Since I’m playing with OpenWRT on my home router I thought that I have to find a way to use it as an SSH tunnel. I could only log in with the root account and I didn’t want to use that. I wanted to use a different account, so that in case of compromise it wouldn’t bring any damage to my system.
The way to do this is by creating a new user on the OpenWRT box that will have its shell in /bin/false, which will deny access to the user but will still enable tunneling functionality. And of course, logging in will be done using ssh keys.
Create a new user and everything related
Normally, we can add a user using the “useradd” command. It didn’t work for my OpenWRT box so I had to do everything that “useradd” does, but manually.
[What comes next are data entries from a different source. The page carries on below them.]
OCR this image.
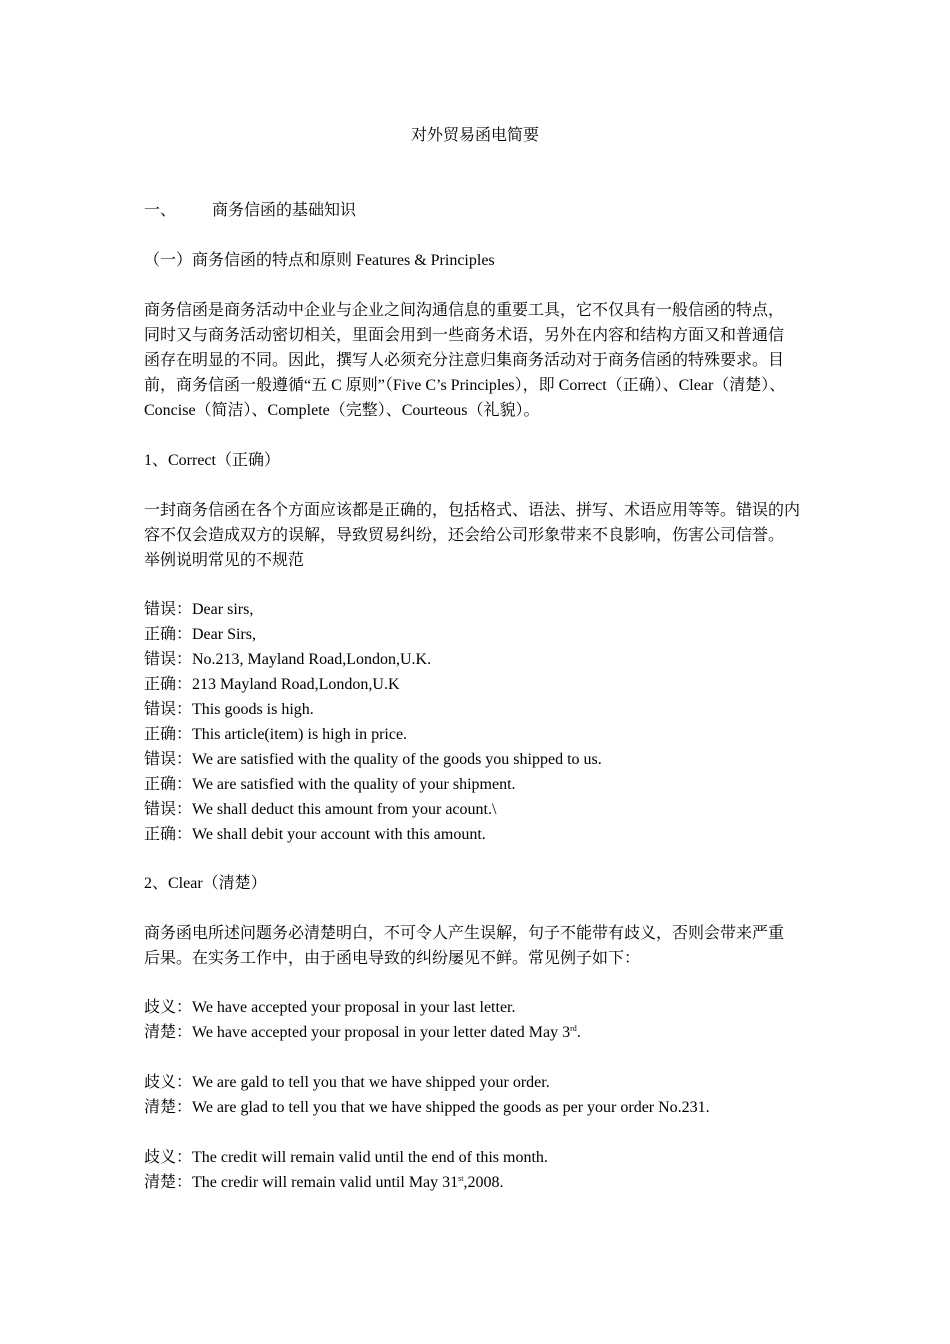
对外贸易函电简要
一、 商务信函的基础知识
（一）商务信函的特点和原则 Features & Principles
商务信函是商务活动中企业与企业之间沟通信息的重要工具，它不仅具有一般信函的特点，
同时又与商务活动密切相关，里面会用到一些商务术语，另外在内容和结构方面又和普通信
函存在明显的不同。因此，撰写人必须充分注意归集商务活动对于商务信函的特殊要求。目
前，商务信函一般遵循“五 C 原则”（Five C’s Principles），即 Correct（正确）、Clear（清楚）、
Concise（简洁）、Complete（完整）、Courteous（礼貌）。
1、Correct（正确）
一封商务信函在各个方面应该都是正确的，包括格式、语法、拼写、术语应用等等。错误的内
容不仅会造成双方的误解，导致贸易纠纷，还会给公司形象带来不良影响，伤害公司信誉。
举例说明常见的不规范
错误：Dear sirs,
正确：Dear Sirs,
错误：No.213, Mayland Road,London,U.K.
正确：213 Mayland Road,London,U.K
错误：This goods is high.
正确：This article(item) is high in price.
错误：We are satisfied with the quality of the goods you shipped to us.
正确：We are satisfied with the quality of your shipment.
错误：We shall deduct this amount from your acount.\
正确：We shall debit your account with this amount.
2、Clear（清楚）
商务函电所述问题务必清楚明白，不可令人产生误解，句子不能带有歧义，否则会带来严重
后果。在实务工作中，由于函电导致的纠纷屡见不鲜。常见例子如下：
歧义：We have accepted your proposal in your last letter.
清楚：We have accepted your proposal in your letter dated May 3rd.
歧义：We are gald to tell you that we have shipped your order.
清楚：We are glad to tell you that we have shipped the goods as per your order No.231.
歧义：The credit will remain valid until the end of this month.
清楚：The credir will remain valid until May 31st,2008.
The new user will be called “tunnelbuddy”, part of the “tunnelbuddy” group, with a home directory in “/home/tunnelbuddy” and will have the default shell in “/bin/false.
Add a new entry to /etc/passwd
echo “tunnelbuddy:*:1000:1000:tunnelbuddy:/home/tunnelbuddy:/bin/false” >> /etc/passwd
Add a new entry in /etc/group
Create the home folder (optional) – this is not really needed for SSH tunneling but I wanted to have there for other purposes
mkdir -p /home/tunnelbuddy
Add the /bin/false shell to /etc/shells
echo “/bin/false” >> /etc/shells
Add the public key to server – copy your key to the OpenWRT box and run:
echo $(cat ~/.ssh/id_rsa.pub) >>/etc/dropbear/authorized_keys;chmod 0600 /etc/dropbear/authorized_keys
Everything is setup on the OpenWRT router. Now run the SSH tunnel command from your PC to the router:
ssh -ND localhost:1080 user@remotehost
Now, you have established an SSH tunnel to your OpenWRT box on port 1080. To try it, use port 1080 as a socks5 proxy in your browser.
In case of problems:
On the client run the SSH command with an increased level of verbosity (add a “v” to the ssh parameters) – ssh -vND localhost:1080 user@remotehost . This will give an idea of whats actually happening in the back.
On the OpenWRT box check out the logs using “logread”.